Limen, metamorfosis, belleza mental.
Llevo algunos
meses pensando sin pensar (como en un eterno desvelo) en todo esto. Las últimas
lecturas me han ido conduciendo a un lugar al que quizás quería llegar, intuyendo
el camino. También me sucedía que no terminaba de encontrar en las nuevas
lecturas que iba haciendo o en mis autores preferidos nada que me llegara de verdad al corazón. Notaba que me aburrían.
¿Había
un modo de entender el mundo y cifrarlo en la experiencia artística (en este
caso, los libros) específico de las mujeres? Probablemente para millones de
personas la respuesta es meridiana: claro que sí, pero, como sucede con todos
los aprendizajes, solo se crea conciencia y cambio cuando es uno mismo quien
los construye.
Sin
ellas, Jane Smiley, Chris Kraus, Alana S. Portero, Elena Ferrante, Rachel Cusk,
Gabriela Cabezón Cámara, Siri Hustvedt, Antonia Susan Byatt, Mary Shelley,
Elena Medel, Han Kang, Elena Garro, Emilia Pardo Bazán y muchas más (no nombro a
cineastas como Leticia Dolera, Alauda Ruiz de Azúa, o Carla Simón; ni a mis amadas
podcasteras Nerea Pérez de las Heras, las Hijas de Felipe, Henar, etc.) no
hubiera logrado poner la olla a cocer. A fuego lento, pero seguro. Vivas o
muertas, en el siglo XIX, los años 90, ahora, da igual, todas ellas acaban hablando
de lo mismo, hasta el punto de que he llegado a buscar si Mariana Enríquez
había leído a A. S. Byatt, puesto que había párrafos enteros en la escritora argentina que parecían
escritos por la autora británica.
La
conclusión a la que estoy llegando es que hay algo en común en todas nosotras,
descubrirlo me ha llenado de gozo y, de algún modo, de armonía y reconciliación
conmigo misma. Sin pretender ser dogmática ni exhaustiva, intuyo que, quizás,
las narrativas de los hombres giran en torno a la consecución del objetivo de
la aventura, el deleite en la recreación del deseo y/o la inconsistencia de su
propia existencia, angustia existencial mediante o no. En lo que nos cuentan,
vía artística o no, prima la peripecia en torno a la consecución de algo.
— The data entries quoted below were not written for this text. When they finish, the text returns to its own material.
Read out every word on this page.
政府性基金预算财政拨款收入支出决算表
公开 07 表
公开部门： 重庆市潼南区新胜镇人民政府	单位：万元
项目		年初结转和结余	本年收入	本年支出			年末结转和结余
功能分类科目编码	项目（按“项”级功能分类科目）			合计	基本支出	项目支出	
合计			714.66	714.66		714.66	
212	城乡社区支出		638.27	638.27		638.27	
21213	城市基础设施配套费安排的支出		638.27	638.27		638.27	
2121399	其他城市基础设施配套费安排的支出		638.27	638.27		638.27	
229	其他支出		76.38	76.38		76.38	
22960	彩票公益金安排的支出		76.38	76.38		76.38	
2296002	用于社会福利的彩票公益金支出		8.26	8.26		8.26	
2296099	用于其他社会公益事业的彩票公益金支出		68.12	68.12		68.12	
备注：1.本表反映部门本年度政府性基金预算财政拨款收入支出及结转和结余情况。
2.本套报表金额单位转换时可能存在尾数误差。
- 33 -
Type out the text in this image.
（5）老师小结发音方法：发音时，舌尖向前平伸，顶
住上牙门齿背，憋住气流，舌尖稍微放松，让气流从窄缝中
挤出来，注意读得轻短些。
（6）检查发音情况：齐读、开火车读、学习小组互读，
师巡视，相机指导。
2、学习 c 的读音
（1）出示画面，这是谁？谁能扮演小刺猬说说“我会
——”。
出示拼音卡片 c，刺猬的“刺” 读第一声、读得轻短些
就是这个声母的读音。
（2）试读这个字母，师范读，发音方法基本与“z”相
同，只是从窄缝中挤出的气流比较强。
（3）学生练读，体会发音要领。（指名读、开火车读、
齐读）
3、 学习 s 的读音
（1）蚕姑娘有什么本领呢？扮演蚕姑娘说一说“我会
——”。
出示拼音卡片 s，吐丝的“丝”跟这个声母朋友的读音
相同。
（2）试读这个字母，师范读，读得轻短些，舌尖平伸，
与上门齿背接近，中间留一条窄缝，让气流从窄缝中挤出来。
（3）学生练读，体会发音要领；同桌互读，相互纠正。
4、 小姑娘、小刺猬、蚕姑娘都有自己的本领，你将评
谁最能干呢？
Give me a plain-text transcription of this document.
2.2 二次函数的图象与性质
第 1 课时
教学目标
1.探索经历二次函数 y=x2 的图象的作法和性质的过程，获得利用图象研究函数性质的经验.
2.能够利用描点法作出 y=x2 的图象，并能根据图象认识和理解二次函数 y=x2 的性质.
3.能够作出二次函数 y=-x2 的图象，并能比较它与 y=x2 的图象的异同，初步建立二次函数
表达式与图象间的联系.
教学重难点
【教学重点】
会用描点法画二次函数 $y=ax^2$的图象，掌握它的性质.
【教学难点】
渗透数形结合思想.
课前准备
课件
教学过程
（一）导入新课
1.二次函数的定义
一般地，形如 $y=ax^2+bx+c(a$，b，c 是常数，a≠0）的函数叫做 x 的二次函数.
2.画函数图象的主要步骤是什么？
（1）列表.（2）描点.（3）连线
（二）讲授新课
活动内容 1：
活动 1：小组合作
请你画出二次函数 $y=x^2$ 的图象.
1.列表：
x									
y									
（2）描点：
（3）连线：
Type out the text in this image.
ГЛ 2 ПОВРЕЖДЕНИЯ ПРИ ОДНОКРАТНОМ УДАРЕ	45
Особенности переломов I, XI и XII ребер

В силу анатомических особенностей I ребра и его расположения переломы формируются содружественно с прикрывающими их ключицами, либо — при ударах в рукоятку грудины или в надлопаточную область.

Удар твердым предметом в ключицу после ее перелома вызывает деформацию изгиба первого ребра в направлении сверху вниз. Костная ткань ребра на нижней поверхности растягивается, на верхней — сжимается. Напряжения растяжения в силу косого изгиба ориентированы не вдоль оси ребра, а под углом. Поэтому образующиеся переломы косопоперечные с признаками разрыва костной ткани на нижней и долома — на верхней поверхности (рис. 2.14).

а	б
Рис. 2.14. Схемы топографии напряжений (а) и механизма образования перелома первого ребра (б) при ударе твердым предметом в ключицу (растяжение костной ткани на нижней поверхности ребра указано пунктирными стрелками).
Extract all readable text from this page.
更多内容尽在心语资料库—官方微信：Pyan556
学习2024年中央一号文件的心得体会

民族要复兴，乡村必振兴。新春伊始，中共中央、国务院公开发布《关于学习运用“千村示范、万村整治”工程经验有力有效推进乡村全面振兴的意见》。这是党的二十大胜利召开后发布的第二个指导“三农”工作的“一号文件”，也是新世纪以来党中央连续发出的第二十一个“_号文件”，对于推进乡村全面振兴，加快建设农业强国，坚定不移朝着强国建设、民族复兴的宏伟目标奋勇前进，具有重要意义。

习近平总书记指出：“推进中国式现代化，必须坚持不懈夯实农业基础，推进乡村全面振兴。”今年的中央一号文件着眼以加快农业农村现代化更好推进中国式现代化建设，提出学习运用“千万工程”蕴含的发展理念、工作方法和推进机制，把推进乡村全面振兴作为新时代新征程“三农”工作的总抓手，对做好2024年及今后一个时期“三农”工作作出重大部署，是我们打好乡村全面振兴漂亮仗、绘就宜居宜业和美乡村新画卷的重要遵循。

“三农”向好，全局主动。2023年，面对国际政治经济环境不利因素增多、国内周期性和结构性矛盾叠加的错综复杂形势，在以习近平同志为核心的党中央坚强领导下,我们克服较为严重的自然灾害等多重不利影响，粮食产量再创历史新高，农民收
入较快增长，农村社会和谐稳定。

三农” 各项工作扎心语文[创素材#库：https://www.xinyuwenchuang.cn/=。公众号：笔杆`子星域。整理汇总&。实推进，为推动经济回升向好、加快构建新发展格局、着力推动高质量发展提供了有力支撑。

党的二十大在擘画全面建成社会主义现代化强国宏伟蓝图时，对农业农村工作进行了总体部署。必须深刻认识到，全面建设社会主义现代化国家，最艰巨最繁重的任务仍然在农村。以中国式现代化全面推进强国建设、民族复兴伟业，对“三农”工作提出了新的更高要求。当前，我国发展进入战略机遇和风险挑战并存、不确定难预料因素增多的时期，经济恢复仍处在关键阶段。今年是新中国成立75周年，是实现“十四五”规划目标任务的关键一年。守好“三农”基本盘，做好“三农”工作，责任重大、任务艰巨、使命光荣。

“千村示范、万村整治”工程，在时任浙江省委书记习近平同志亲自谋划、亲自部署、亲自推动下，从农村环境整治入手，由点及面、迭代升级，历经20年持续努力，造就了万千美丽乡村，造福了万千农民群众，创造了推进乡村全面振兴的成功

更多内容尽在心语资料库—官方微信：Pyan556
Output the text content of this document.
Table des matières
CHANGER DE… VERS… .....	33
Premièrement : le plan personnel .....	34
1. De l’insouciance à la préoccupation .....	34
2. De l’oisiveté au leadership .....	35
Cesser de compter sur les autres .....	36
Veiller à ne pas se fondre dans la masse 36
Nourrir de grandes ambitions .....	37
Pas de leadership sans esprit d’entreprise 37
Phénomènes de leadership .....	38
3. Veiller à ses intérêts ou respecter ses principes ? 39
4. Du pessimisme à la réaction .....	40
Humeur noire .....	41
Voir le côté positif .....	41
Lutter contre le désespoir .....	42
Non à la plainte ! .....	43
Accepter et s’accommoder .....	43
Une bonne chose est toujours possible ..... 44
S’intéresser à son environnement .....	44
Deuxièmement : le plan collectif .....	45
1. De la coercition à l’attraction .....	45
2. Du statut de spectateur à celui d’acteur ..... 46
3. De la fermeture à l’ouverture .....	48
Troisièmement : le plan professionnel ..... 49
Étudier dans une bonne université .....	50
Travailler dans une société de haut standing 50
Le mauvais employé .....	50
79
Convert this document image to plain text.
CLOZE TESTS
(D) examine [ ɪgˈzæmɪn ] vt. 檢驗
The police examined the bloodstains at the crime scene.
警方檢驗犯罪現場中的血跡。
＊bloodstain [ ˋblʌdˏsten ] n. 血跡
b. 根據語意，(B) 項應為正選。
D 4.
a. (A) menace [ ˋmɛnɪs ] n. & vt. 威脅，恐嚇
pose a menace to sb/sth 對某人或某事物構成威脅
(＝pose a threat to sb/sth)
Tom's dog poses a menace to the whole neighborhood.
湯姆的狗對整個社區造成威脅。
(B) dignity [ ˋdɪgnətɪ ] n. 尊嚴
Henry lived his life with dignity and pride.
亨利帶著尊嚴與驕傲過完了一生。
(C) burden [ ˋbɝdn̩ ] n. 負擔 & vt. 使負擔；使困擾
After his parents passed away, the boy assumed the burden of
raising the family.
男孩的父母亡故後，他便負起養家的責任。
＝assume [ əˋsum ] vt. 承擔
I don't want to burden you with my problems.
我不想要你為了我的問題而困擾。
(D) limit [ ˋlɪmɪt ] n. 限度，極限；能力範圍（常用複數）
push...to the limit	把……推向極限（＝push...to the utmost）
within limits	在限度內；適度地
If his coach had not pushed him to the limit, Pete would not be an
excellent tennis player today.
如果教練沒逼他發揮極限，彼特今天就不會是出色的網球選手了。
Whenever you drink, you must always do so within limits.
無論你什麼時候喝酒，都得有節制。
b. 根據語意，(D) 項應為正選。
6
Hay en ellos industria, progreso, autoafirmación, sentido lúdico de la
existencia siempre supeditado a las relaciones de poder; o también frustración
y angustia en torno a la no consecución de algo.
Sin embargo,
en las mujeres predomina lo liminal, la metamorfosis y la belleza
mental.
Lucía Lijtmaer, en un capítulo de su podcast, nos lee fragmentos de las reflexiones de la artista Meret Oppenheim" tales como: “el arte no es una válvula de escape, sino un método de transformación. No quiero escapar, quiero mutar", o también que "cada mujer lleva en sí una metamorfosis, algunas la temen, otras la fabrican". Las mujeres no queremos escapar, ni llegar a ningún sitio ni a ningún algo. Si algo he logrado sacar en claro leyendo, escuchando y visionando, muy atenta, a todas estas mujeres, es que lo que a nosotras interesa es el umbral, el proceso de transformación y la belleza mental que se deriva de la recreación del no-lugar del no-algo. No me interesa tanto sustentar esta afirmación en nada racional, aunque me doy cuenta de que nuestro cuerpo está sometido a un ritual mensual que nos ata a procesos corporales inevitables y completamente dominantes que nos someten a un eterno retorno constante y repetitivo durante la mayor parte de nuestra vida, favoreciendo la morbosidad y la morosidad, ese no-algo o no-lugar.
Me interesa mucho más la relación que establecemos con la realidad a través del lenguaje (como principio estructurador). Quizás no es que sea gracias al lenguaje por lo que logramos crear lo abstracto, quizás es que lo abstracto, la metáfora es lo definible humano. Esto las mujeres creo que lo sabemos muy bien, aunque hemos estado y estamos sometidas a las dinámicas del progreso masculinas.
Todas las mujeres que he leído, escuchado, atendido, todas ellas narran el deleite de la permanencia en el umbral, en el proceso metamórfico y en el disfrute de la belleza mental que ello genera: es la inmersión en fantásticas descripciones de la sangre, la muerte, el cuerpo, en el preciosismo del mundo natural. Los objetos cotidianos, nuestra miseria, nuestra mezquindad, y nuestra necesidad de voz, vida y libertad.
La vida sin objeto ni fin, profundamente sensual, sexual e intelectual, y nuestra. Y quedarse ahí.
Feliz 2026, cada vez más parecido, al fin, a 2666.